8.6 Expert Decision-Making Heuristics

    HEURISTIC 1: "Make it work, make it right, make it fast"
    ═══════════════════════════════════════════════════════
    First get the correct behavior. Then clean up the code.
    Then optimize performance — but only if needed.
    Most code never needs the third step.

    HEURISTIC 2: "The best optimization is the one you don't need"
    ═══════════════════════════════════════════════════════
    Before optimizing, ask: can we change the requirements?
    "Can we show this page from cache (1ms) instead of
     computing it live (500ms)? Is 5-second-old data acceptable?"
    Often, relaxing freshness requirements eliminates the problem entirely.

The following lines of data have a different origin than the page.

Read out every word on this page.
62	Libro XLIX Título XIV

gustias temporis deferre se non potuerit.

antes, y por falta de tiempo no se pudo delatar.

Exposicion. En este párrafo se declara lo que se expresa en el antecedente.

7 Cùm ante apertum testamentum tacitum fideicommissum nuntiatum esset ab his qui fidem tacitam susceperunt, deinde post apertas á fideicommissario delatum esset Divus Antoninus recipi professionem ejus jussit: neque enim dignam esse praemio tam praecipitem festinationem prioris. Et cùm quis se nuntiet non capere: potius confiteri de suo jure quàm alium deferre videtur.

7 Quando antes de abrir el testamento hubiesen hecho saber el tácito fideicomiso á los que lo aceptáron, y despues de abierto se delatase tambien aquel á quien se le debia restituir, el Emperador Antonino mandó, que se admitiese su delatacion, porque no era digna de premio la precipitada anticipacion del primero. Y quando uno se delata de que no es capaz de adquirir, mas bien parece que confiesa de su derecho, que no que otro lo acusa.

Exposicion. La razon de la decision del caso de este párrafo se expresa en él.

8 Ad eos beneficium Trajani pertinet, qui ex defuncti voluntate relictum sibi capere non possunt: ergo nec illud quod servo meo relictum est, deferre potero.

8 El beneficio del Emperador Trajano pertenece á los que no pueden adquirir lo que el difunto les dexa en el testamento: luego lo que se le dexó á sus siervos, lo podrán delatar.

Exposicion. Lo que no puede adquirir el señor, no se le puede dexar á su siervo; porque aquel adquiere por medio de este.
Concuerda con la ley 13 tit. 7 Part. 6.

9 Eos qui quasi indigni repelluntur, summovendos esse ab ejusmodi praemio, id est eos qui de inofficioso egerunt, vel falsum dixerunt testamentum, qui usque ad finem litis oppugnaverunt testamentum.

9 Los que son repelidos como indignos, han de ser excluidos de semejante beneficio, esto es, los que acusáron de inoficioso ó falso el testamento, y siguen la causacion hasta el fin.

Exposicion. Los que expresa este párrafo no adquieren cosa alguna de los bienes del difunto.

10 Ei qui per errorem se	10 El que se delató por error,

    HEURISTIC 3: "Simple systems fail in simple ways"
    ═══════════════════════════════════════════════════════
    A monolith with one database has predictable failure modes.
    30 microservices with 15 databases have exponential failure modes.
    Choose the simplest architecture that meets your actual requirements.

    HEURISTIC 4: "Optimize for understanding, not cleverness"
    ═══════════════════════════════════════════════════════
    The person debugging your system at 3 AM should be able to
    understand it within 10 minutes. Clever optimizations that
    save 5ms but require a PhD to understand are usually not worth it.

    HEURISTIC 5: "Measure everything, optimize nothing (until you must)"
    ═══════════════════════════════════════════════════════
    Instrument everything from day one. But don't optimize until
    the metrics show you need to. Intuition about performance is
    wrong more often than it's right.

    HEURISTIC 6: "The database is always the bottleneck, until it isn't"
    ═══════════════════════════════════════════════════════
    Start by assuming the database is slow. It usually is.
    But once you've added caching, read replicas, and proper indexes,
    the bottleneck shifts to the application layer or network.
    Always re-measure after each optimization.